Tibetan lamas in elaborate ritual (sacbee.com)
What will we do at death? Unless we are guided during the dying process, many of us will react habitually in the liminal intermediate (bardo) world. That world of loud and scary spirits, shapeshifters and oddities (where the wild things are), is not likely to lead us to good choices. A confident guide in this world can lead one to more profitable options for rebirth.

(bardo thodol/flickriver.com)
Of course, this is dependent on cultural norms and assumptions. These instructions would not likely help Finnish Christians or African Buddhists (yes, there are African Buddhists) because they are not steeped in Tibetan lore. Other groups will have other lore that applies. Why? It is because so much of our experience is based on perception, assumptions, and a general paradigm religion introduces us to. We think science is our religion, with white clad priests, a secret language open to all but mastered by only a few in ultra exclusive journals, strict rituals (experimental design), and gatekeepers galore.
 
But even that belief system, far from being "objective" or able to find absolute truth, is full of lore and expectations about postmortem experience. Consciousness persists, form persists (in subtler states of matter), feeling, perception, formation all persist. Death is no obstacle to anything but memory and opportunity. Do what can be done now with a long future in mind. Enjoy what can be enjoyed here because soon it will be forgotten in detail yet traced in our karma. Actions lead to habits, which lead to the formation of our character. But what about doubters? We survive death; we pre-exist life?

Liberation through Hearing
Wisdom Quarterly Wikipedia edit
The Bardo Thodol, or Liberation Through Hearing in the Intermediate State, is often referred to in the West by the more casual title, The Tibetan Book of the Dead, a name which draws a parallel to another funerary text, The Egyptian Book of the Dead.

The Tibetan text describes experiences the individual consciousness has after death, during the interval in between death and the next rebirth. It is is intended to guide one through safely. The interval is known in Tibetan as the bardo. The text also includes chapters on the signs of death and rituals to undertake when death is closing in, or has taken place. It is internationally famous, the most widespread work of Tibetan Nyingma literature.

Tibetans bow at Chinese confiscated palace
According to Tibetan tradition, the book was composed in the eighth century by Padmasambhava, as written down by his primary student, Yeshe Tsogyal. It was buried in the Gampo hills in central Tibet and subsequently discovered by a Tibetan terton, Karma Lingpa, in the 14th century. There were variants of the book among different sects. 

It was first published in 1927 by Oxford University Press. Dr. Walter Y. Evans-Wentz chose this title because of the parallels he found with the Egyptian work. It is recited by Tibetan Buddhist lamas over a dying or recently deceased person, or sometimes over an effigy of the deceased.
  • (Saba Jakeman) It doesn't matter where or when someone important is born. That's 99% of the problem right there. Ignorant sheep[ple] believe that it takes a special magical man to save us from ourselves. "Oh, but he was born here, belongs to us...and we're correct." What a bunch of rubbish. We're all equally accountable to one another. We're ALL as important as the Buddha or Jesus. It is WE who must change things. The time is always NOW. And the "savior" is always US.
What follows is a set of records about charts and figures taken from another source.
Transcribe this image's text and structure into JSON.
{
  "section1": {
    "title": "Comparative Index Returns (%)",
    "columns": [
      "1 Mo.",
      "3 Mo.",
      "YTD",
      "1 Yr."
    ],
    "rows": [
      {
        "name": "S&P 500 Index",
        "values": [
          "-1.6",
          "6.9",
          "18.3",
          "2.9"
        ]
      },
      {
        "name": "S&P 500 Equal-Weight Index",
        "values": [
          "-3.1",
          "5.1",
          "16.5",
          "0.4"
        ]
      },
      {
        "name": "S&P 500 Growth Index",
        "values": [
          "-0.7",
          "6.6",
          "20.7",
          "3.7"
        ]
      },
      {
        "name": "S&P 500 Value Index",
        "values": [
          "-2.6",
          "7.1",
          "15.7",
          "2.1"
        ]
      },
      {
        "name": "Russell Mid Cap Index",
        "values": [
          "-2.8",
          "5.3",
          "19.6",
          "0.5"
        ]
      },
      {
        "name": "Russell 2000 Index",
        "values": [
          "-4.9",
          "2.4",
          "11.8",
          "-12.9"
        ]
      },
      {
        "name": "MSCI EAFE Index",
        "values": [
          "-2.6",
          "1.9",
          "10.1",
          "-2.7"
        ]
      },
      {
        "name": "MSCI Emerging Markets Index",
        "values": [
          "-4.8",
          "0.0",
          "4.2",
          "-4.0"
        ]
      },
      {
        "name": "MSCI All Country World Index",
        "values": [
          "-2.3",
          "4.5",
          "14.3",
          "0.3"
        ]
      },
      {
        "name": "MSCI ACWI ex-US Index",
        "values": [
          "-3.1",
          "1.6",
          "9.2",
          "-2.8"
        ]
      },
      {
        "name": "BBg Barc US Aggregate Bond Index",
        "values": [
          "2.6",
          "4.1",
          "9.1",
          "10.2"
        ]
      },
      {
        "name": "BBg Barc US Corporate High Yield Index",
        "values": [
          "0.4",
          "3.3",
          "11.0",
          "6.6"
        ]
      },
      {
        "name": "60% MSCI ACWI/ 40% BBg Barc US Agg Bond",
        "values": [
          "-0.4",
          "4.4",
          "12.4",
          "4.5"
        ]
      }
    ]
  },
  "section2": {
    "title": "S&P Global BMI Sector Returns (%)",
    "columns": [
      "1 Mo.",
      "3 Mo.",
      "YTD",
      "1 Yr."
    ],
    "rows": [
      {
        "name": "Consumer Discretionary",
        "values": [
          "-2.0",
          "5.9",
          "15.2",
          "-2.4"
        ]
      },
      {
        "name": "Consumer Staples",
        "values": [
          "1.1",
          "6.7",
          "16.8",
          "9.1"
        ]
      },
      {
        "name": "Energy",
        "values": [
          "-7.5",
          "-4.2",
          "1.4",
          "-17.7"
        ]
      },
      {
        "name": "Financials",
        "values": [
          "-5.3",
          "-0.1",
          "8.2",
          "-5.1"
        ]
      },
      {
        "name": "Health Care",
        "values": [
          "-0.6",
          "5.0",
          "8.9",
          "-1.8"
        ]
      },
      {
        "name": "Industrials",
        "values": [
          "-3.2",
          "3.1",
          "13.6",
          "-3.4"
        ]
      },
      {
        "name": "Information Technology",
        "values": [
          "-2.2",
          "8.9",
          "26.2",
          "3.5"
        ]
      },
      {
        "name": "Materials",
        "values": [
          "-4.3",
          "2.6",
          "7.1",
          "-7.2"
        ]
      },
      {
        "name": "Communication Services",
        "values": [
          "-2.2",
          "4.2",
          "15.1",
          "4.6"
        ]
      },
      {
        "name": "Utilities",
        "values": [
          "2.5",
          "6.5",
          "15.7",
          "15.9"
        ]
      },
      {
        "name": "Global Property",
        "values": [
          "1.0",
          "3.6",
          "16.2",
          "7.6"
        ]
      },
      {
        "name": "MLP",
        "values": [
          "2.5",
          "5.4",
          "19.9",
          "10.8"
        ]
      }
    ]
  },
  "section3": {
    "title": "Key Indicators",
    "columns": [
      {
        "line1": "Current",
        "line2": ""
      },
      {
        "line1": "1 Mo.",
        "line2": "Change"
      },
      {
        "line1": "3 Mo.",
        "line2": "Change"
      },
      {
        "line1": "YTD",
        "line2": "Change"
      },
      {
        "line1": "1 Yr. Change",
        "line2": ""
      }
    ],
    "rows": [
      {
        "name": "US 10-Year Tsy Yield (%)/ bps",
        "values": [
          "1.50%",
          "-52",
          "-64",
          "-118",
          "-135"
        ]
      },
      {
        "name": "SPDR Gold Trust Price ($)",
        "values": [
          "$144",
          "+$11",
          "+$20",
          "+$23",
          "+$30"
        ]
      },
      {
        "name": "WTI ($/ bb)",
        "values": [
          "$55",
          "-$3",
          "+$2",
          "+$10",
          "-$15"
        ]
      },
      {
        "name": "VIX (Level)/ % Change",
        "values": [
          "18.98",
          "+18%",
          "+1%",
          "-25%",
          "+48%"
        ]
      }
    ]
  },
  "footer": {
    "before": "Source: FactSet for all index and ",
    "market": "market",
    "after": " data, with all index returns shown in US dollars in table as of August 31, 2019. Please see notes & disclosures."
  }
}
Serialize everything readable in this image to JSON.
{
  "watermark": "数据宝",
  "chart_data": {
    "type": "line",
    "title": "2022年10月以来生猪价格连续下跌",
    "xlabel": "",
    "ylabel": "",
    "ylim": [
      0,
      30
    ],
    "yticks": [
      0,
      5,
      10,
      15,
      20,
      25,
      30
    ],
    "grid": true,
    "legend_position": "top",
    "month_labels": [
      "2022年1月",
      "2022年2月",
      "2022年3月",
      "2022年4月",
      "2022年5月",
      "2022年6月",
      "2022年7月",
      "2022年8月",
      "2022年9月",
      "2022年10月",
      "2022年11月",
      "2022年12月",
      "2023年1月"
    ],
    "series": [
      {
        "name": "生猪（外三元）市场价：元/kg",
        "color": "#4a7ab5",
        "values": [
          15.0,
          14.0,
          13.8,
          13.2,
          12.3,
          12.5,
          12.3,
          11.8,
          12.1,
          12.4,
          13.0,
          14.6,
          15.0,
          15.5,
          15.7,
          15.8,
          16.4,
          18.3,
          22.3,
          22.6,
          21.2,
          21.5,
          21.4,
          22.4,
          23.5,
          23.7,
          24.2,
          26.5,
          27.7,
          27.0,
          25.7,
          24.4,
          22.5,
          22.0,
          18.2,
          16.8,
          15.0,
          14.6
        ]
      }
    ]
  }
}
    (Peter Hackman)Peter Hackman I don't believe in mystical Sky People or magical Messiahs [like Wisdom Quarterly does]. I'm comfortable with the idea of a complete Void after I die. [Who wouldn't prefer that? Wouldn't it be nice if it all just ended and we could rest without consciousness or karmic consequences?] However, I'm also aware that our brains are alive seven minutes after we die and are completely cut off from external stimuli, which then frees processing speed that is otherwise bound to everyday functioning, rendering time irrelevant and allowing the mind to craft its own reality, yielding an eternity's worth of experience before we finally wink out... [In Buddhism this dangerous, albeit comforting, view is called Annihilationism, the idea that the person is utterly annihilated at death. It is the counterpart to another wrong view called Eternalism. It is a very weighty wrong view, particularly when accompanied by the view that karma has no efficacy after this life.]